Do the Right Thing – Matt Gerega

My home lab clusters have been running fairly stable, but there are still some hiccups every now and again. As usual, a little investigation lead to a pretty substantial change.

Cluster on Fire

My production and non-production clusters, which mostly host my own projects, have always been pretty stable. Both clusters are set up with 3 nodes as the control plane, since I wanted more than 1 and you need an odd number for quorum. And since I didn’t want to run MORE machines as agents, I just let those nodes host user workloads in addition to the control plane. With 4 vCPUs and 8 GB of RAM per node, well, those clusters had no issues.

My “internal tools” cluster is another matter. Between Mimir, Loki, and Tempo running ingestion, there is a lot going on in that cluster. I added a 4th node that serves as just an agent for that cluster, but I still had some pod stability issues.

I started digging into the node-exporter metrics for the three “control plane + worker” nodes in the internal cluster, and they were, well, on fire. The system load was consistently over 100% (the 15 minute average was something like 4.05 out of 4 on all three). I was clearly crushing those nodes. And, since those nodes hosted the control plane as well as the workloads, instability in the control plane caused instability in the cluster.

Isolating the Control Plane

At that point, I decided that I could not wait any longer. I had to isolate the control plane and etcd from the rest of my workloads. While I know that it is, in fact, best practice, I was hoping to avoid it in the lab, as it causes a slight proliferation in VMs. How so? Let’s do the math:

Right now, all of my clusters have at least 3 nodes, and internal has 4. So that’s 10 VMs with 4 vCPU and 8 GB of RAM assigned, or 40 vCPUs and 80 GB of RAM. If I want all of my clusters to have isolated control planes, that means more VMs. But…
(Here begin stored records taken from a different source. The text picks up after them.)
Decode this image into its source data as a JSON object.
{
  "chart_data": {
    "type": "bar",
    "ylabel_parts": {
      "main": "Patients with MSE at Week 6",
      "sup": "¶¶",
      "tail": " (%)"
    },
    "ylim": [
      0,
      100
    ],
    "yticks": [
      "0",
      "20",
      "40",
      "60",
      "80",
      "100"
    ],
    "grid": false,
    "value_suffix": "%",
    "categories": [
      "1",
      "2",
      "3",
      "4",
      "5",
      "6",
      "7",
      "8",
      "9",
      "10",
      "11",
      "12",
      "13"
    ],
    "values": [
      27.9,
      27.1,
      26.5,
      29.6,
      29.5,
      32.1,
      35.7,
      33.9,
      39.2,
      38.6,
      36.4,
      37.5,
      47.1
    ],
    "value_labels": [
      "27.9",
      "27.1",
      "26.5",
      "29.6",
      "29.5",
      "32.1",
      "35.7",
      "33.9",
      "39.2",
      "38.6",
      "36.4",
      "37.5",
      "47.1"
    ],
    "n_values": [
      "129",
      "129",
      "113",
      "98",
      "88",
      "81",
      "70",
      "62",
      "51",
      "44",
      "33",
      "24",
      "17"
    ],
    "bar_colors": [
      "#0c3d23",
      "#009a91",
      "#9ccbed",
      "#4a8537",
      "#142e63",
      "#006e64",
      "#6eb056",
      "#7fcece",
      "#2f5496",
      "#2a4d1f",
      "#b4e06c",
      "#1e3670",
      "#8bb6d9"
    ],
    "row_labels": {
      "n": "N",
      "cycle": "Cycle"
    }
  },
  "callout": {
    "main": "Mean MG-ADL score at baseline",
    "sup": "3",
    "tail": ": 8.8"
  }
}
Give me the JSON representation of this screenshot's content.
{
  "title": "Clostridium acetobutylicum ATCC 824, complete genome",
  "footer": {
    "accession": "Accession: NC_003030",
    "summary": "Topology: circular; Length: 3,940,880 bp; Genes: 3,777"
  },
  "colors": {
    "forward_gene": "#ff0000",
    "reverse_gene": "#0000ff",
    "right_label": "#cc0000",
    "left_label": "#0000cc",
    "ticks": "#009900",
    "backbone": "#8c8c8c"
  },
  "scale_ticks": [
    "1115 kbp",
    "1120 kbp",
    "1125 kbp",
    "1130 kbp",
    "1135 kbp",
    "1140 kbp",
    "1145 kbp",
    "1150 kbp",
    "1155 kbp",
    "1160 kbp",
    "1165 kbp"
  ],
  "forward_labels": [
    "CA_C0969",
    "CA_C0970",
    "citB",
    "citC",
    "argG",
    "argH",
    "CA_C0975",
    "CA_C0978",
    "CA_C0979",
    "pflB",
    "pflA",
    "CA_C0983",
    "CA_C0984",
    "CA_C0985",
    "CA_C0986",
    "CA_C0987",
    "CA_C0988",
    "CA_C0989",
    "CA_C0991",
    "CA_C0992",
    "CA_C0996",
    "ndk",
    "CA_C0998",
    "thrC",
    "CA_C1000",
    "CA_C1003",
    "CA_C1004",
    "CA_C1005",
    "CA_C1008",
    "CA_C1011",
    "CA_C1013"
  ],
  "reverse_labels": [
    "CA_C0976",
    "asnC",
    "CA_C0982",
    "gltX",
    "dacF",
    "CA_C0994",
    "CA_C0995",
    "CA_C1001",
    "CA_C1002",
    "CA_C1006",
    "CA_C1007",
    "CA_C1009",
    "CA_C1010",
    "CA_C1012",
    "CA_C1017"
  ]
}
Control plane nodes don’t need nearly the size if I’m not opening them up to other workloads. And for my non-production cluster, I don’t need the redundancy of multiple control plane nodes. So 4 vCPUs/8GB RAM becomes 2 vCPU/4GB RAM for control plane node, and I can use 1 node for the non-production control plane. But what about the work? To start, I’ll use 2 4 vCPUs/8GB RAM nodes for production and non-production, and 3 of those same node sizes for the internal cluster.

In case you aren’t keeping a running total, the new plan is as follows:

7 small nodes (2 vCPU/4GB RAM) for control plane nodes across the three clusters (3 for internal and production, 1 for non-production)
7 medium nodes (4 vCPU/8GB RAM) for worker nodes across the three clusters (2 for non-production and production, 3 for internal).
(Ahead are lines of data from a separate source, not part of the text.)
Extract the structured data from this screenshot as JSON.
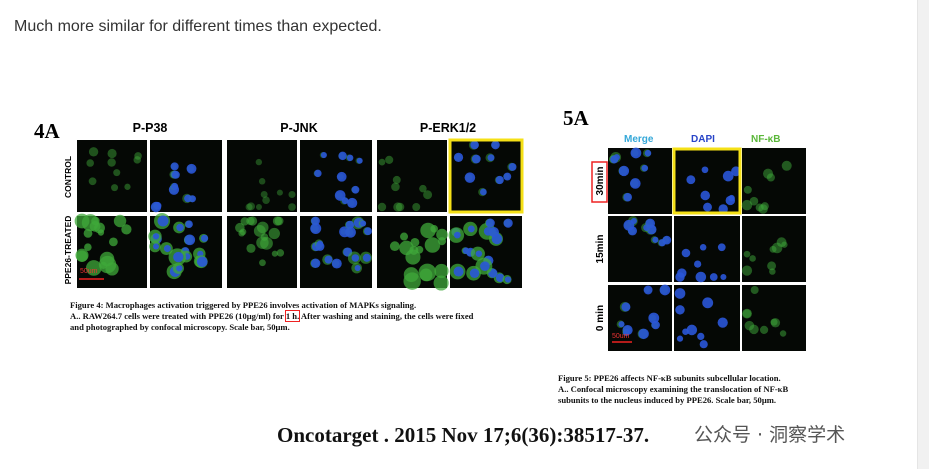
{
  "page": {
    "intro": "Much more similar for different times than expected.",
    "figure4": {
      "label": "4A",
      "columns": [
        "P-P38",
        "P-JNK",
        "P-ERK1/2"
      ],
      "rows": [
        "CONTROL",
        "PPE26-TREATED"
      ],
      "scale": "50um",
      "caption": {
        "line1": "Figure 4: Macrophages activation triggered by PPE26 involves activation of MAPKs signaling.",
        "line2a": "A.. RAW264.7 cells were treated with PPE26 (10μg/ml) for ",
        "line2b": "1 h.",
        "line2c": " After washing and staining, the cells were fixed",
        "line3": "and photographed by confocal microscopy. Scale bar, 50μm."
      }
    },
    "figure5": {
      "label": "5A",
      "columns": [
        "Merge",
        "DAPI",
        "NF-κB"
      ],
      "rows": [
        "30min",
        "15min",
        "0 min"
      ],
      "scale": "50um",
      "caption": {
        "line1": "Figure 5: PPE26 affects NF-κB subunits subcellular location.",
        "line2": "A.. Confocal microscopy examining the translocation of NF-κB",
        "line3": "subunits to the nucleus induced by PPE26. Scale bar, 50μm."
      }
    },
    "citation": "Oncotarget . 2015 Nov 17;6(36):38517-37.",
    "watermark": "公众号 · 洞察学术"
  }
}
So, it’s 14 VMs, up from 10, but it is only an extra 2 vCPUs and 2 GB of RAM. I suppose I can live with that.

Make it so!

With the scripting of most of my server creation, I made a few changes to support this updated structure. I added a taint to the RKE2 configuration for the server so that only critical items are scheduled.

node-taint:
- CriticalAddonsOnly=true:NoExecute

I also removed any server nodes from the tfx-<cluster name> DNS record, since the Nginx pods will only run on agent nodes now.

Once that was done, I just had to provision new agent nodes for each of the clusters, and then replace the current server nodes with newly provisioned nodes that have a smaller footprint and the appropriate taints.
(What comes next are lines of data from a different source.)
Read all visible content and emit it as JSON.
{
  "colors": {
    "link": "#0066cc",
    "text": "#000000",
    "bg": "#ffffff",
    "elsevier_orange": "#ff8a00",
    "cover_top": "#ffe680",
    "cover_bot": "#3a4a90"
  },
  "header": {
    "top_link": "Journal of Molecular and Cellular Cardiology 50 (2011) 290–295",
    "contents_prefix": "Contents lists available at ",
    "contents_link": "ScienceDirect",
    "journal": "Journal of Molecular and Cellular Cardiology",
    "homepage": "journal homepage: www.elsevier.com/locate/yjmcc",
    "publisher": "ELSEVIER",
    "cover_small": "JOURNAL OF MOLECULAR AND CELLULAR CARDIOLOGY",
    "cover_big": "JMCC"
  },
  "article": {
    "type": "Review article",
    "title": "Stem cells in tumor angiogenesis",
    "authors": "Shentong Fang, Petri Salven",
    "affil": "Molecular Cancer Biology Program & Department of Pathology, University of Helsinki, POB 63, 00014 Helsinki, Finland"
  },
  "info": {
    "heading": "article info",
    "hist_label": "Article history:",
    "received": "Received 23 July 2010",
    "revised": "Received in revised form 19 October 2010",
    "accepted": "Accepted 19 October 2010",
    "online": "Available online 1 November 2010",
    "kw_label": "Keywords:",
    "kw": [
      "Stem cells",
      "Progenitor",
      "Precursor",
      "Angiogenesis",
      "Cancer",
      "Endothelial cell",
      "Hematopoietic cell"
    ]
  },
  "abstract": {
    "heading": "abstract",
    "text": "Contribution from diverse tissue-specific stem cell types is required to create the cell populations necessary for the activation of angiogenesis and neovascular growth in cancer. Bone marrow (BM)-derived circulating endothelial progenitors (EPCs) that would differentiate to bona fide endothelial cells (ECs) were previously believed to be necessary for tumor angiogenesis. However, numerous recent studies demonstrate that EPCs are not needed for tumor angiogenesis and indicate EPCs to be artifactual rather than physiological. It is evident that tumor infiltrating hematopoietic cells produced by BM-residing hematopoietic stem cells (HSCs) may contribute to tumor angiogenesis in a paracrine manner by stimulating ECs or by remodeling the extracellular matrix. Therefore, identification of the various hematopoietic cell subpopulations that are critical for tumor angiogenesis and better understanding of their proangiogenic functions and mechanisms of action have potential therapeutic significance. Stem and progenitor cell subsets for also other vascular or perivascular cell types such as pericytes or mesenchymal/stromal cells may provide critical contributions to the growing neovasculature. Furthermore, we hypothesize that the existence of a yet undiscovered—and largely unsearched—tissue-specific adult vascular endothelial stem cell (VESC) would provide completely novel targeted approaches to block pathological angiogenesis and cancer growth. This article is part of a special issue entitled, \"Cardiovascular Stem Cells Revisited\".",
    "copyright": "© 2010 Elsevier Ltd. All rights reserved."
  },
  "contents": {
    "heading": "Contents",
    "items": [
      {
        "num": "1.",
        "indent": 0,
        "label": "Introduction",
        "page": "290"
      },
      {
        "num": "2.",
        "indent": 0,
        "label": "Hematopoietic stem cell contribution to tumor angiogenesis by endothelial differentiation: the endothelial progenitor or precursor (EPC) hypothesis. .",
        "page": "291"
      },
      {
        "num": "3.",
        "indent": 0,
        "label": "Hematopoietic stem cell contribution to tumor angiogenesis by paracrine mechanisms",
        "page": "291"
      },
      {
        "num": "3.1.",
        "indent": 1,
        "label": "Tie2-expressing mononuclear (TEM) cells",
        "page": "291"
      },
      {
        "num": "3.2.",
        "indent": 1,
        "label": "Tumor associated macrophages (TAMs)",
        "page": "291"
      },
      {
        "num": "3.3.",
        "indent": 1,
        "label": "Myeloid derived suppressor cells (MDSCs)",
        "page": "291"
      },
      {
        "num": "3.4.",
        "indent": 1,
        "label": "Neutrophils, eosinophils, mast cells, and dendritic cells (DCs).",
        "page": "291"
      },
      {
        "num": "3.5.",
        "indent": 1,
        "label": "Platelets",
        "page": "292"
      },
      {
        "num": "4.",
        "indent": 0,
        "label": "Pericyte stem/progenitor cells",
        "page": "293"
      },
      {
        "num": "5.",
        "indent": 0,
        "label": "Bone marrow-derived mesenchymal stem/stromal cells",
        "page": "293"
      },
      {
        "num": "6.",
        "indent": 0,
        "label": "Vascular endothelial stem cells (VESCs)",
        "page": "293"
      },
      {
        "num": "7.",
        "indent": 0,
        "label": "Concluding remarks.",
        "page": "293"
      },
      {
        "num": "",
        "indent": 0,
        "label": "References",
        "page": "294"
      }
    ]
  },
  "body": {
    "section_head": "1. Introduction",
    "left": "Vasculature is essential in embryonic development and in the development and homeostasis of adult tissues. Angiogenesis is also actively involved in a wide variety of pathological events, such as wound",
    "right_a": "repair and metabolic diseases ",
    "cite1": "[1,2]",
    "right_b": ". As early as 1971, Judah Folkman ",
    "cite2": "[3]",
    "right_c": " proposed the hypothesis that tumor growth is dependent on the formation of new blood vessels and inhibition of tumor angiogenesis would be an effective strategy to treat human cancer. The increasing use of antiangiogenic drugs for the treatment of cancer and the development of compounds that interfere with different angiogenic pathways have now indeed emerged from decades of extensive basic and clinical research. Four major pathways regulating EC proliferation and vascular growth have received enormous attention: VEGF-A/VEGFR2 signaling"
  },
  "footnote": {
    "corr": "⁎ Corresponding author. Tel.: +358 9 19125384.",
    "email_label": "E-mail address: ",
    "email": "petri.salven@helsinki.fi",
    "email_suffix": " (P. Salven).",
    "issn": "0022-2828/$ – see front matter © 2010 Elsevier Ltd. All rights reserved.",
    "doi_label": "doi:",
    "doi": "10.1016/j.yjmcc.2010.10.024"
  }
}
It’s worth noting, in order to prevent too much churn, I manually added the above taint to each existing server node AFTER I had all the agents provisioned but before I started replacing server nodes. That way, Kubernetes would not attempt to schedule a user workload coming off the old server onto another server node, but instead force it on to an agent. For your reference and mine, that command looks like this:

kubectl taint nodes <node name> CriticalAddonsOnly=true:NoSchedule

Results

I would classify this as a success with an asterisk next to it. I need more time to determine if the cluster stability, particularly for the internal cluster, improves with these changes, so I am not willing to declare outright victory.

It has, however, given me a much better view into how much processing I actually need in a cluster. For my non-production cluster, the two agents are averaging under 10% load, which means I could probably lose one agent and still be well under 50% load on that node. The production agents are averaging about 15% load. Sure, I could consolidate, but part of the desire is to have some redundancy, so I’ll stick with two agents in production.

The internal cluster, however, is running pretty hot. I’m running a number of pods for Grafana Mimir/Loki/Tempo ingestion, as well as Prometheus on that cluster itself. So those three nodes are running at about 50-55% average load, with spikes above 100% on the one agent that is running both the Prometheus collector and a copy of the Mimir ingester. I’m going to keep an eye on that and see if the load creeps up. In the meantime, I’ll also be looking to see what, if anything, can be optimized or offloaded. If I find something to fix, you can be sure it’ll make a post.